Remember Tarus Balog, the AWS employee who rescued my deleted account when nobody else would? AWS just fired him. His proudest accomplishment in four years was saving my data. Leadership didn't care. The finale of a trilogy nobody asked for.

In August 2025, I wrote about AWS deleting my 10-year account without warning. Then I wrote about the one human who restored it. Tarus Balog, a 20-year open-source veteran who escalated my case to a Severity 2 ticket, got the CEO’s attention, and proved that even inside a machine the size of AWS, one person could still make a difference.

AWS just fired him.

This is the finale of a trilogy nobody asked for.

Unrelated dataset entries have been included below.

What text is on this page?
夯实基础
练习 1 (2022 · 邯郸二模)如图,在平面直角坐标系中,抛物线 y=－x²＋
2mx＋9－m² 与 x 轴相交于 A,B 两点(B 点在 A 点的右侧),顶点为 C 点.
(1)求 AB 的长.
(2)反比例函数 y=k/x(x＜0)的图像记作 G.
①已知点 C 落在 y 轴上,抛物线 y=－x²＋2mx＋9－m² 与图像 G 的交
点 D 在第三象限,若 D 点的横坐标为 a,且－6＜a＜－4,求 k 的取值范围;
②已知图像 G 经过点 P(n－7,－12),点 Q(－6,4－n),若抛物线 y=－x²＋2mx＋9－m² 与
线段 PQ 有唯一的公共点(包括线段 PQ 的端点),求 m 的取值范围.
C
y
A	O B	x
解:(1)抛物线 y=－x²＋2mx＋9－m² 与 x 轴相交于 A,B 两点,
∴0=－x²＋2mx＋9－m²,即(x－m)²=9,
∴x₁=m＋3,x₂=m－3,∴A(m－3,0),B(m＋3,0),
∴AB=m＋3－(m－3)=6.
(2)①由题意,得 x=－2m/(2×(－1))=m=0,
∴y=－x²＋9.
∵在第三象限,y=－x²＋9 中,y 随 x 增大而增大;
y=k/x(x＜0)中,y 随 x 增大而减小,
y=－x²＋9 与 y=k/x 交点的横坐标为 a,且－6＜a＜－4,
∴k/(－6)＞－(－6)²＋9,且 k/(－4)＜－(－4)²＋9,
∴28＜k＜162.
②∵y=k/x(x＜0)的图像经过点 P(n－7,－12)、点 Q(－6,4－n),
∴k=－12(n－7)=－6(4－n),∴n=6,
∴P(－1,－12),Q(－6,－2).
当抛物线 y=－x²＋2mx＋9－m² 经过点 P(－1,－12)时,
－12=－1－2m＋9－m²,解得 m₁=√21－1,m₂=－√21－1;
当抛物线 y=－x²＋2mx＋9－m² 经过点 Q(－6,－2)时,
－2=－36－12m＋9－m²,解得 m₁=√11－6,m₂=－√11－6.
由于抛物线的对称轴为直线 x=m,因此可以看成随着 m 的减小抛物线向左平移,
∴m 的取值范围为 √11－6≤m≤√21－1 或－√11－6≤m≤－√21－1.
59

The Blog Post That Hit Different ¶

On May 23rd, Tarus published “Amazon Web Services - Four Years and Out”. Four years on the Open Source Strategy and Marketing team. Fired. And the part that gutted me:

His proudest accomplishment at AWS? Restoring my account.

Not a product launch. Not a keynote. Not a revenue metric. The thing he was most proud of in four years at one of the biggest companies on the planet was helping one developer in Morocco get his data back.

And senior leadership’s reaction? Indifference. The rank-and-file were inspired. They told him it renewed their faith in the company. Management couldn’t have cared less.